= Seychelles Islands Foundation =

Ecological conservation public trust

The Seychelles Islands Foundation (SIF) is a public trust established to manage and protect the two UNESCO World Heritage Sites in Seychelles: Aldabra and Vallée de Mai.

== History ==
The foundation was established as a public trust in 1979, with the President of Seychelles as patron to manage and protect Aldabra Atoll and Vallée de Mai. Its formation was driven by the need for an independent, science-based institution to oversee the conservation of Seychelles’ ecological sites, particularly those at risk due to their isolation and sensitivity.

=== Governance ===
The foundation's Board of Trustees, appointed by the President, has 14 members, including at least five representatives from organizations concerned with the conservation of wildlife and natural history, or national academies of science.

== Managed sites ==

=== Aldabra Atoll ===
Aldabra, one of the largest raised coral atolls in the world, was designated a UNESCO World Heritage Site in 1982 and has been managed by the foundation since 1981. It is home to the largest population of Aldabra giant tortoise on Earth, as well as many endemic species of birds, plants, and marine life. Due to its remoteness and fragility, human access is highly restricted.

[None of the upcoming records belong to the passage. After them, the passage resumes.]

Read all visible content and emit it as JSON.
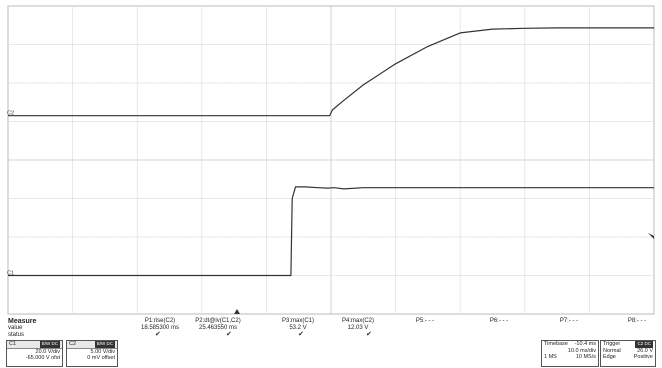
{
  "chart_data": {
    "type": "line",
    "title": "",
    "xlabel": "",
    "ylabel": "",
    "grid": true,
    "xlim": [
      0,
      10
    ],
    "ylim": [
      0,
      8
    ],
    "series": [
      {
        "values_x": [
          0,
          4.98,
          5.02,
          5.2,
          5.5,
          6.0,
          6.5,
          7.0,
          7.5,
          8.0,
          8.5,
          9.0,
          9.5,
          10
        ],
        "values_y": [
          5.15,
          5.15,
          5.3,
          5.55,
          5.95,
          6.5,
          6.95,
          7.3,
          7.4,
          7.42,
          7.43,
          7.43,
          7.43,
          7.43
        ],
        "color": "#333333"
      },
      {
        "values_x": [
          0,
          4.38,
          4.4,
          4.45,
          4.6,
          4.8,
          4.95,
          5.05,
          5.2,
          5.5,
          6.0,
          7.0,
          8.0,
          9.0,
          10
        ],
        "values_y": [
          1.0,
          1.0,
          3.0,
          3.3,
          3.3,
          3.28,
          3.27,
          3.28,
          3.25,
          3.28,
          3.28,
          3.28,
          3.28,
          3.28,
          3.28
        ],
        "color": "#333333"
      }
    ],
    "channel_markers": [
      "C2",
      "C1"
    ]
  },
  "measure": {
    "title": "Measure",
    "value_label": "value",
    "status_label": "status",
    "params": [
      {
        "name": "P1:rise(C2)",
        "value": "18.585300 ms",
        "check": "✔"
      },
      {
        "name": "P2:dt@lv(C1,C2)",
        "value": "25.463550 ms",
        "check": "✔"
      },
      {
        "name": "P3:max(C1)",
        "value": "53.2 V",
        "check": "✔"
      },
      {
        "name": "P4:max(C2)",
        "value": "12.03 V",
        "check": "✔"
      },
      {
        "name": "P5:- - -",
        "value": "",
        "check": ""
      },
      {
        "name": "P6:- - -",
        "value": "",
        "check": ""
      },
      {
        "name": "P7:- - -",
        "value": "",
        "check": ""
      },
      {
        "name": "P8:- - -",
        "value": "",
        "check": ""
      }
    ]
  },
  "channels": [
    {
      "name": "C1",
      "badge": "B/W DC",
      "vdiv": "20.0 V/div",
      "offset": "-65.000 V ofst"
    },
    {
      "name": "C2",
      "badge": "B/W DC",
      "vdiv": "5.00 V/div",
      "offset": "0 mV offset"
    }
  ],
  "timebase": {
    "label": "Timebase",
    "value": "-10.4 ms",
    "div": "10.0 ms/div",
    "points": "1 MS",
    "rate": "10 MS/s"
  },
  "trigger": {
    "label": "Trigger",
    "badge": "C2 DC",
    "mode": "Normal",
    "level": "26.0 V",
    "type": "Edge",
    "slope": "Positive"
  }
}
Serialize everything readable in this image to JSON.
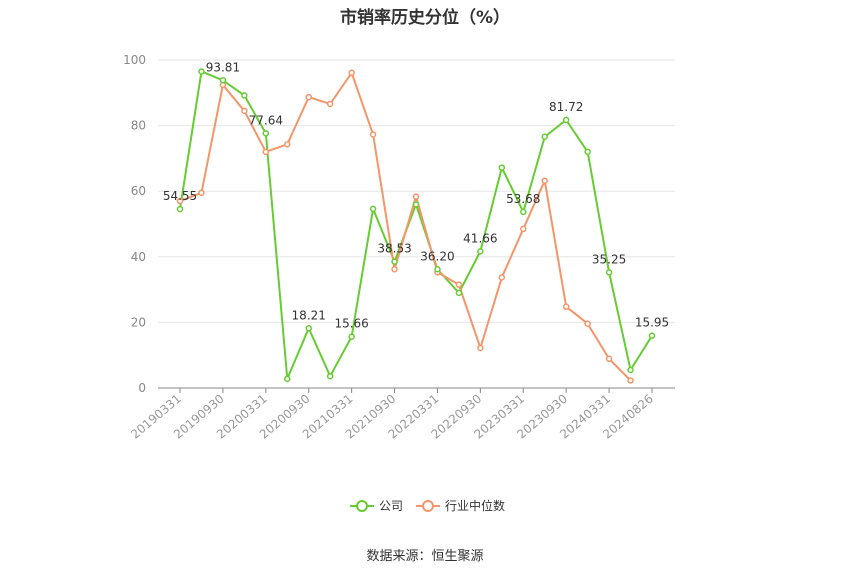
{
  "chart_data": {
    "type": "line",
    "title": "市销率历史分位（%）",
    "ylim": [
      0,
      100
    ],
    "yticks": [
      0,
      20,
      40,
      60,
      80,
      100
    ],
    "x": [
      "20190331",
      "20190630",
      "20190930",
      "20191231",
      "20200331",
      "20200630",
      "20200930",
      "20201231",
      "20210331",
      "20210630",
      "20210930",
      "20211231",
      "20220331",
      "20220630",
      "20220930",
      "20221231",
      "20230331",
      "20230630",
      "20230930",
      "20231231",
      "20240331",
      "20240630",
      "20240826"
    ],
    "x_tick_labels": [
      "20190331",
      "20190930",
      "20200331",
      "20200930",
      "20210331",
      "20210930",
      "20220331",
      "20220930",
      "20230331",
      "20230930",
      "20240331",
      "20240826"
    ],
    "x_tick_indices": [
      0,
      2,
      4,
      6,
      8,
      10,
      12,
      14,
      16,
      18,
      20,
      22
    ],
    "grid": true,
    "legend_position": "bottom",
    "series": [
      {
        "name": "公司",
        "color": "#66cc33",
        "values": [
          54.55,
          96.5,
          93.81,
          89.2,
          77.64,
          2.8,
          18.21,
          3.6,
          15.66,
          54.6,
          38.53,
          56.0,
          36.2,
          29.0,
          41.66,
          67.2,
          53.68,
          76.6,
          81.72,
          72.0,
          35.25,
          5.5,
          15.95
        ],
        "labels": {
          "0": "54.55",
          "2": "93.81",
          "4": "77.64",
          "6": "18.21",
          "8": "15.66",
          "10": "38.53",
          "12": "36.20",
          "14": "41.66",
          "16": "53.68",
          "18": "81.72",
          "20": "35.25",
          "22": "15.95"
        }
      },
      {
        "name": "行业中位数",
        "color": "#f4956a",
        "values": [
          57.0,
          59.5,
          92.4,
          84.5,
          72.0,
          74.3,
          88.7,
          86.6,
          96.1,
          77.3,
          36.2,
          58.4,
          35.3,
          31.5,
          12.2,
          33.7,
          48.5,
          63.2,
          24.8,
          19.6,
          8.9,
          2.3,
          null
        ]
      }
    ]
  },
  "footer": {
    "source_label": "数据来源：",
    "source_name": "恒生聚源"
  }
}
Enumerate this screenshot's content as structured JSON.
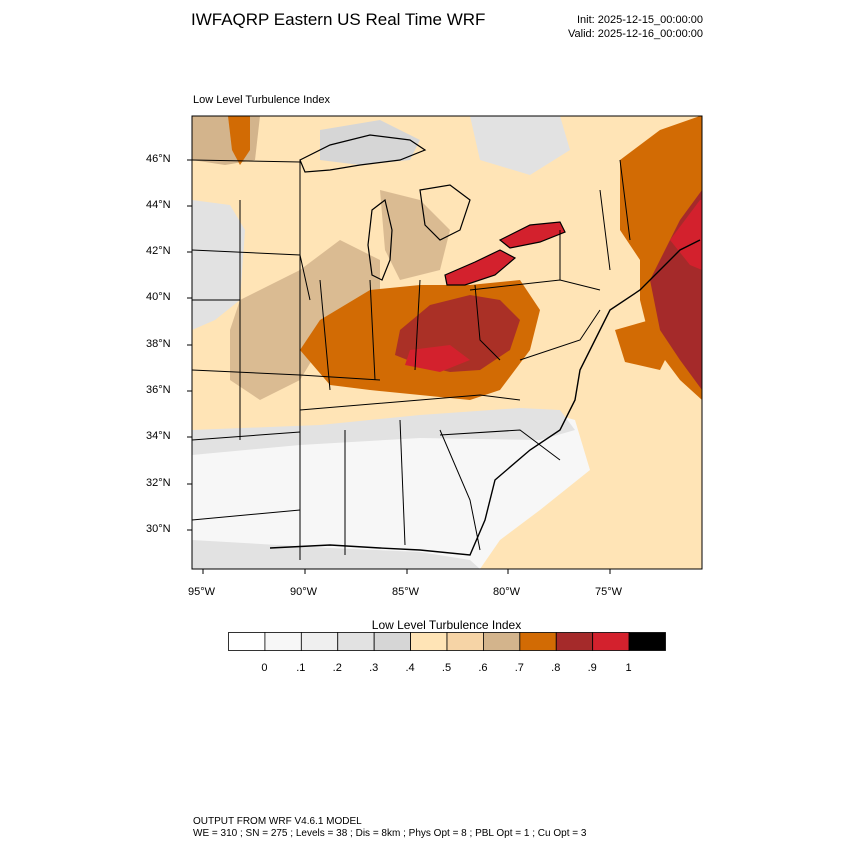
{
  "header": {
    "title": "IWFAQRP Eastern US Real Time WRF",
    "init": "Init: 2025-12-15_00:00:00",
    "valid": "Valid: 2025-12-16_00:00:00"
  },
  "map": {
    "subtitle": "Low Level Turbulence Index",
    "region": "Eastern United States",
    "lat_labels": [
      "46°N",
      "44°N",
      "42°N",
      "40°N",
      "38°N",
      "36°N",
      "34°N",
      "32°N",
      "30°N"
    ],
    "lon_labels": [
      "95°W",
      "90°W",
      "85°W",
      "80°W",
      "75°W"
    ]
  },
  "colorbar": {
    "title": "Low Level Turbulence Index",
    "labels": [
      "0",
      ".1",
      ".2",
      ".3",
      ".4",
      ".5",
      ".6",
      ".7",
      ".8",
      ".9",
      "1"
    ],
    "colors": [
      "#ffffff",
      "#f7f7f7",
      "#efefef",
      "#e2e2e2",
      "#d6d6d6",
      "#ffe4b6",
      "#f6d4a6",
      "#d3b48c",
      "#d26b04",
      "#a52a2a",
      "#d3212d",
      "#000000"
    ]
  },
  "footer": {
    "line1": "OUTPUT FROM WRF V4.6.1 MODEL",
    "line2": "WE = 310 ; SN = 275 ; Levels = 38 ; Dis = 8km ; Phys Opt = 8 ; PBL Opt = 1 ; Cu Opt = 3"
  }
}
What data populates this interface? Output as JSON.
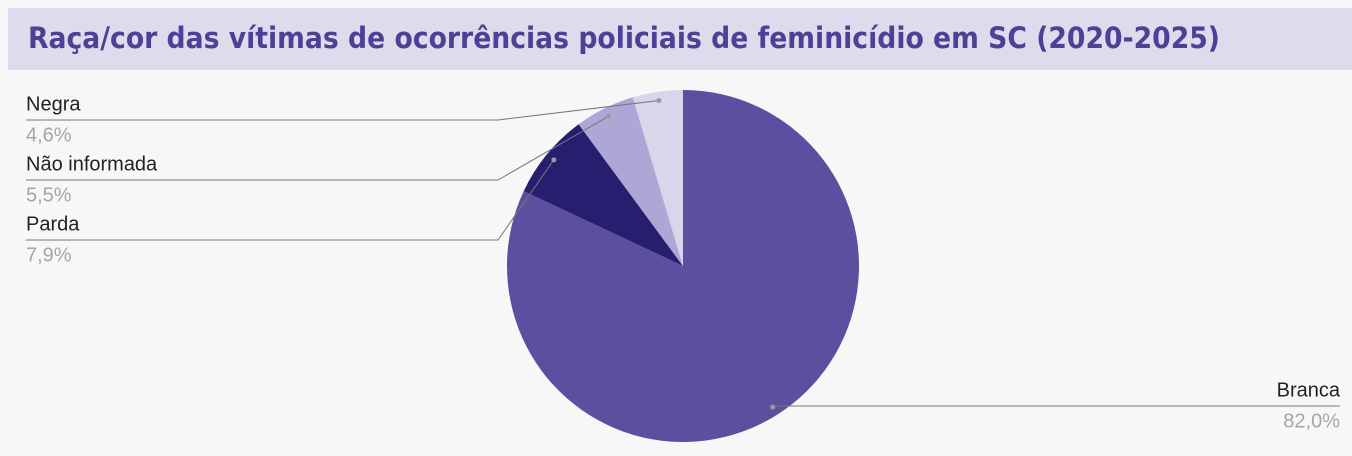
{
  "chart_data": {
    "type": "pie",
    "title": "Raça/cor das vítimas de ocorrências policiais de feminicídio em SC (2020-2025)",
    "categories": [
      "Branca",
      "Parda",
      "Não informada",
      "Negra"
    ],
    "values": [
      82.0,
      7.9,
      5.5,
      4.6
    ],
    "value_labels": [
      "82,0%",
      "7,9%",
      "5,5%",
      "4,6%"
    ],
    "colors": [
      "#5c4fa0",
      "#261e6e",
      "#aea6d4",
      "#d9d5ea"
    ]
  }
}
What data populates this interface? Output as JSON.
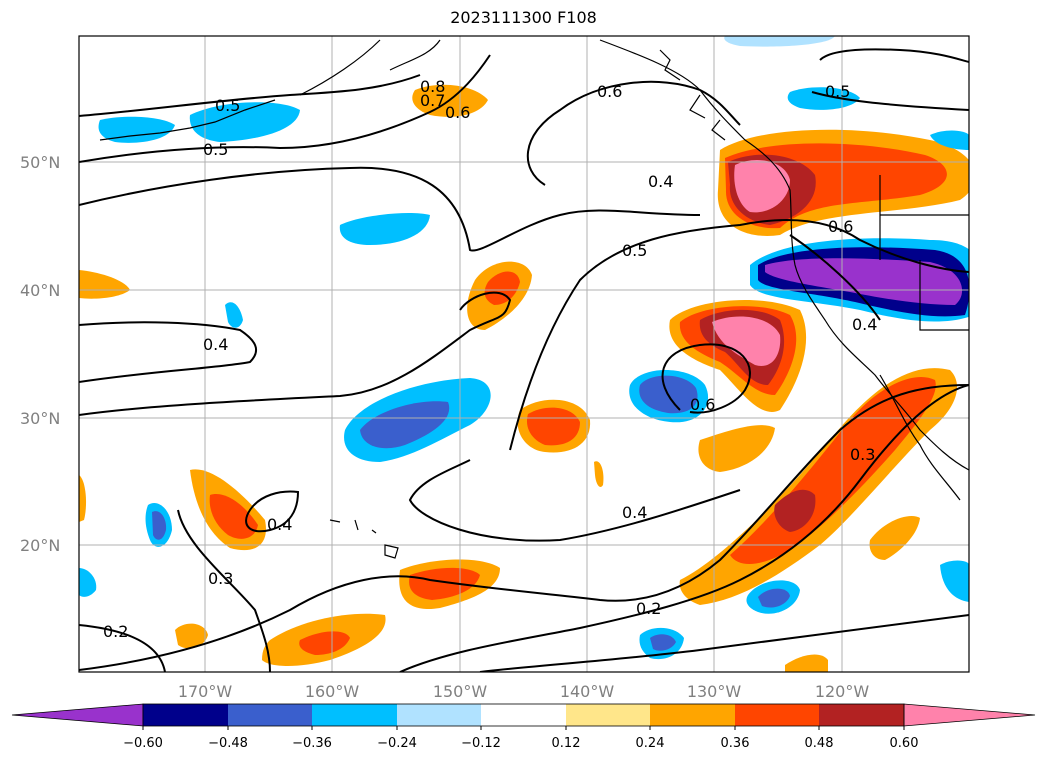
{
  "title": "2023111300 F108",
  "lat_labels": [
    "50°N",
    "40°N",
    "30°N",
    "20°N"
  ],
  "lon_labels": [
    "170°W",
    "160°W",
    "150°W",
    "140°W",
    "130°W",
    "120°W"
  ],
  "colorbar": {
    "ticks": [
      "−0.60",
      "−0.48",
      "−0.36",
      "−0.24",
      "−0.12",
      "0.12",
      "0.24",
      "0.36",
      "0.48",
      "0.60"
    ],
    "colors": [
      "#9932cc",
      "#00008b",
      "#3a5fcd",
      "#00bfff",
      "#b0e2ff",
      "#ffffff",
      "#ffe68a",
      "#ffa500",
      "#ff4500",
      "#b22222",
      "#ff82ab"
    ]
  },
  "contour_labels": [
    "0.5",
    "0.5",
    "0.8",
    "0.7",
    "0.6",
    "0.6",
    "0.5",
    "0.4",
    "0.5",
    "0.6",
    "0.4",
    "0.4",
    "0.6",
    "0.4",
    "0.4",
    "0.3",
    "0.3",
    "0.2",
    "0.2"
  ],
  "colors": {
    "contour": "#000000",
    "gridline": "#b0b0b0"
  }
}
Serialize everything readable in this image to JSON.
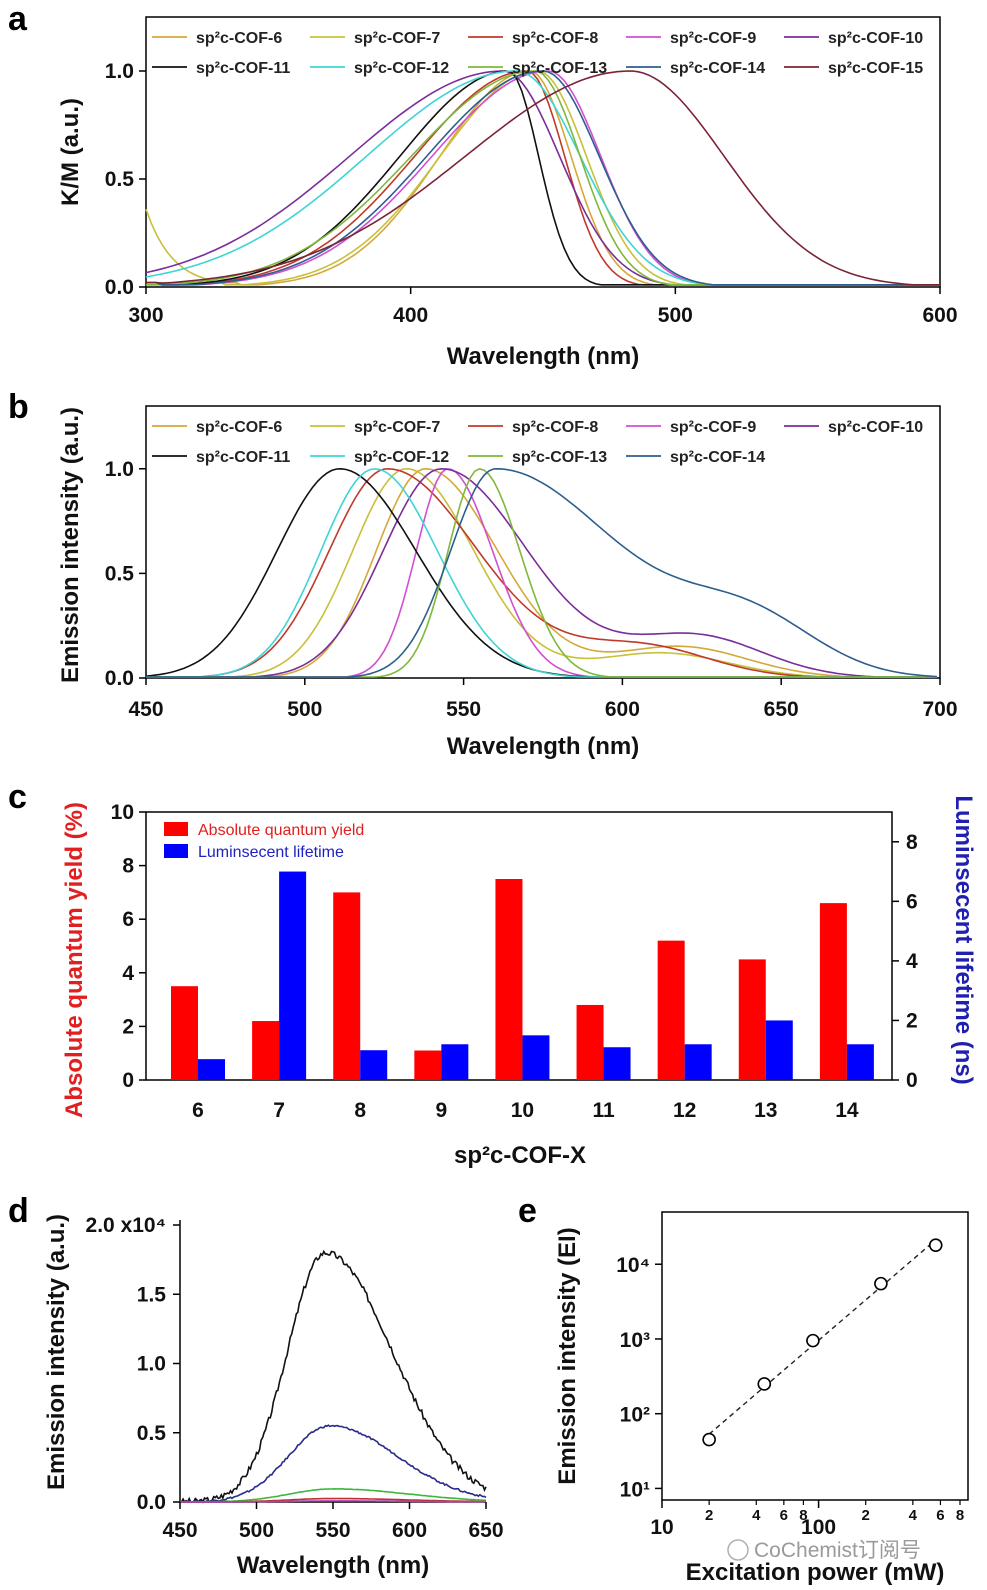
{
  "figure": {
    "watermark": "CoChemist订阅号"
  },
  "chart_data": [
    {
      "panel": "a",
      "type": "line",
      "xlabel": "Wavelength (nm)",
      "ylabel": "K/M (a.u.)",
      "xlim": [
        300,
        600
      ],
      "ylim": [
        0,
        1.25
      ],
      "xticks": [
        "300",
        "400",
        "500",
        "600"
      ],
      "yticks": [
        "0.0",
        "0.5",
        "1.0"
      ],
      "legend_position": "top",
      "series": [
        {
          "name": "sp²c-COF-6",
          "color": "#d4a93a",
          "peak": 445,
          "start": 335,
          "left_width": 48,
          "right_width": 22
        },
        {
          "name": "sp²c-COF-7",
          "color": "#c8c03a",
          "peak": 448,
          "start": 300,
          "left_width": 52,
          "right_width": 26
        },
        {
          "name": "sp²c-COF-8",
          "color": "#c0392b",
          "peak": 444,
          "start": 305,
          "left_width": 60,
          "right_width": 20
        },
        {
          "name": "sp²c-COF-9",
          "color": "#d24fd2",
          "peak": 452,
          "start": 300,
          "left_width": 62,
          "right_width": 28
        },
        {
          "name": "sp²c-COF-10",
          "color": "#7b2d9a",
          "peak": 435,
          "start": 300,
          "left_width": 82,
          "right_width": 30
        },
        {
          "name": "sp²c-COF-11",
          "color": "#111111",
          "peak": 437,
          "start": 305,
          "left_width": 58,
          "right_width": 16
        },
        {
          "name": "sp²c-COF-12",
          "color": "#3fd4d4",
          "peak": 440,
          "start": 300,
          "left_width": 80,
          "right_width": 34
        },
        {
          "name": "sp²c-COF-13",
          "color": "#7fb83a",
          "peak": 447,
          "start": 300,
          "left_width": 66,
          "right_width": 24
        },
        {
          "name": "sp²c-COF-14",
          "color": "#2e5e8e",
          "peak": 450,
          "start": 305,
          "left_width": 62,
          "right_width": 30
        },
        {
          "name": "sp²c-COF-15",
          "color": "#7a2436",
          "peak": 483,
          "start": 305,
          "left_width": 88,
          "right_width": 50
        }
      ]
    },
    {
      "panel": "b",
      "type": "line",
      "xlabel": "Wavelength (nm)",
      "ylabel": "Emission intensity (a.u.)",
      "xlim": [
        450,
        700
      ],
      "ylim": [
        0,
        1.3
      ],
      "xticks": [
        "450",
        "500",
        "550",
        "600",
        "650",
        "700"
      ],
      "yticks": [
        "0.0",
        "0.5",
        "1.0"
      ],
      "legend_position": "top",
      "series": [
        {
          "name": "sp²c-COF-6",
          "color": "#d4a93a",
          "peak": 538,
          "left_width": 22,
          "right_width": 32,
          "shoulder": 0.15
        },
        {
          "name": "sp²c-COF-7",
          "color": "#c8c03a",
          "peak": 532,
          "left_width": 24,
          "right_width": 30,
          "shoulder": 0.12
        },
        {
          "name": "sp²c-COF-8",
          "color": "#c0392b",
          "peak": 526,
          "left_width": 26,
          "right_width": 40,
          "shoulder": 0.15
        },
        {
          "name": "sp²c-COF-9",
          "color": "#d24fd2",
          "peak": 545,
          "left_width": 14,
          "right_width": 20,
          "shoulder": 0.0
        },
        {
          "name": "sp²c-COF-10",
          "color": "#7b2d9a",
          "peak": 543,
          "left_width": 26,
          "right_width": 38,
          "shoulder": 0.2
        },
        {
          "name": "sp²c-COF-11",
          "color": "#111111",
          "peak": 511,
          "left_width": 28,
          "right_width": 34,
          "shoulder": 0.0
        },
        {
          "name": "sp²c-COF-12",
          "color": "#3fd4d4",
          "peak": 522,
          "left_width": 24,
          "right_width": 28,
          "shoulder": 0.0
        },
        {
          "name": "sp²c-COF-13",
          "color": "#7fb83a",
          "peak": 555,
          "left_width": 14,
          "right_width": 18,
          "shoulder": 0.0
        },
        {
          "name": "sp²c-COF-14",
          "color": "#2e5e8e",
          "peak": 560,
          "left_width": 20,
          "right_width": 55,
          "shoulder": 0.25
        }
      ]
    },
    {
      "panel": "c",
      "type": "bar",
      "xlabel": "sp²c-COF-X",
      "ylabel_left": "Absolute quantum yield (%)",
      "ylabel_right": "Luminsecent lifetime (ns)",
      "categories": [
        "6",
        "7",
        "8",
        "9",
        "10",
        "11",
        "12",
        "13",
        "14"
      ],
      "ylim_left": [
        0,
        10
      ],
      "ylim_right": [
        0,
        9
      ],
      "yticks_left": [
        "0",
        "2",
        "4",
        "6",
        "8",
        "10"
      ],
      "yticks_right": [
        "0",
        "2",
        "4",
        "6",
        "8"
      ],
      "legend_position": "top-left",
      "series": [
        {
          "name": "Absolute quantum yield",
          "color": "#ff0000",
          "axis": "left",
          "values": [
            3.5,
            2.2,
            7.0,
            1.1,
            7.5,
            2.8,
            5.2,
            4.5,
            6.6
          ]
        },
        {
          "name": "Luminsecent lifetime",
          "color": "#0000ff",
          "axis": "right",
          "values": [
            0.7,
            7.0,
            1.0,
            1.2,
            1.5,
            1.1,
            1.2,
            2.0,
            1.2
          ]
        }
      ],
      "legend_text_colors": [
        "#e02020",
        "#2020c0"
      ]
    },
    {
      "panel": "d",
      "type": "line",
      "xlabel": "Wavelength (nm)",
      "ylabel": "Emission intensity (a.u.)",
      "xlim": [
        450,
        650
      ],
      "ylim": [
        0,
        20000
      ],
      "xticks": [
        "450",
        "500",
        "550",
        "600",
        "650"
      ],
      "yticks": [
        "0.0",
        "0.5",
        "1.0",
        "1.5",
        "2.0 x10⁴"
      ],
      "series": [
        {
          "color": "#111111",
          "peak": 545,
          "amplitude": 18000,
          "left_width": 35,
          "right_width": 62
        },
        {
          "color": "#2a2a8a",
          "peak": 548,
          "amplitude": 5500,
          "left_width": 38,
          "right_width": 62
        },
        {
          "color": "#3cb83c",
          "peak": 550,
          "amplitude": 950,
          "left_width": 40,
          "right_width": 70
        },
        {
          "color": "#c03030",
          "peak": 550,
          "amplitude": 250,
          "left_width": 40,
          "right_width": 70
        },
        {
          "color": "#b040b0",
          "peak": 550,
          "amplitude": 80,
          "left_width": 40,
          "right_width": 70
        }
      ]
    },
    {
      "panel": "e",
      "type": "scatter",
      "xlabel": "Excitation power (mW)",
      "ylabel": "Emission intensity (EI)",
      "xscale": "log",
      "yscale": "log",
      "xlim": [
        10,
        900
      ],
      "ylim": [
        7,
        50000
      ],
      "x_major_ticks": [
        "10",
        "100"
      ],
      "x_minor_ticks": [
        "2",
        "4",
        "6",
        "8",
        "2",
        "4",
        "6",
        "8"
      ],
      "y_ticks": [
        "10¹",
        "10²",
        "10³",
        "10⁴"
      ],
      "points": [
        {
          "x": 20,
          "y": 45
        },
        {
          "x": 45,
          "y": 250
        },
        {
          "x": 92,
          "y": 950
        },
        {
          "x": 250,
          "y": 5500
        },
        {
          "x": 560,
          "y": 18000
        }
      ],
      "fit_line": true
    }
  ]
}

Since 2014, the foundation has annually monitored Aldabra’s coral reefs, documenting changes through major bleaching events in 2016 and 2024 and providing key insights into their resilience and recovery.

=== Vallée de Mai ===
Located on Praslin Island, Vallée de Mai is a prehistoric palm forest that is home to the Coco de Mer palm (Lodoicea maldivica), as well as several rare bird species like the Seychelles black parrot. It was inscribed as a UNESCO World Heritage Site in 1983. The reserve is managed by the foundation since 1989.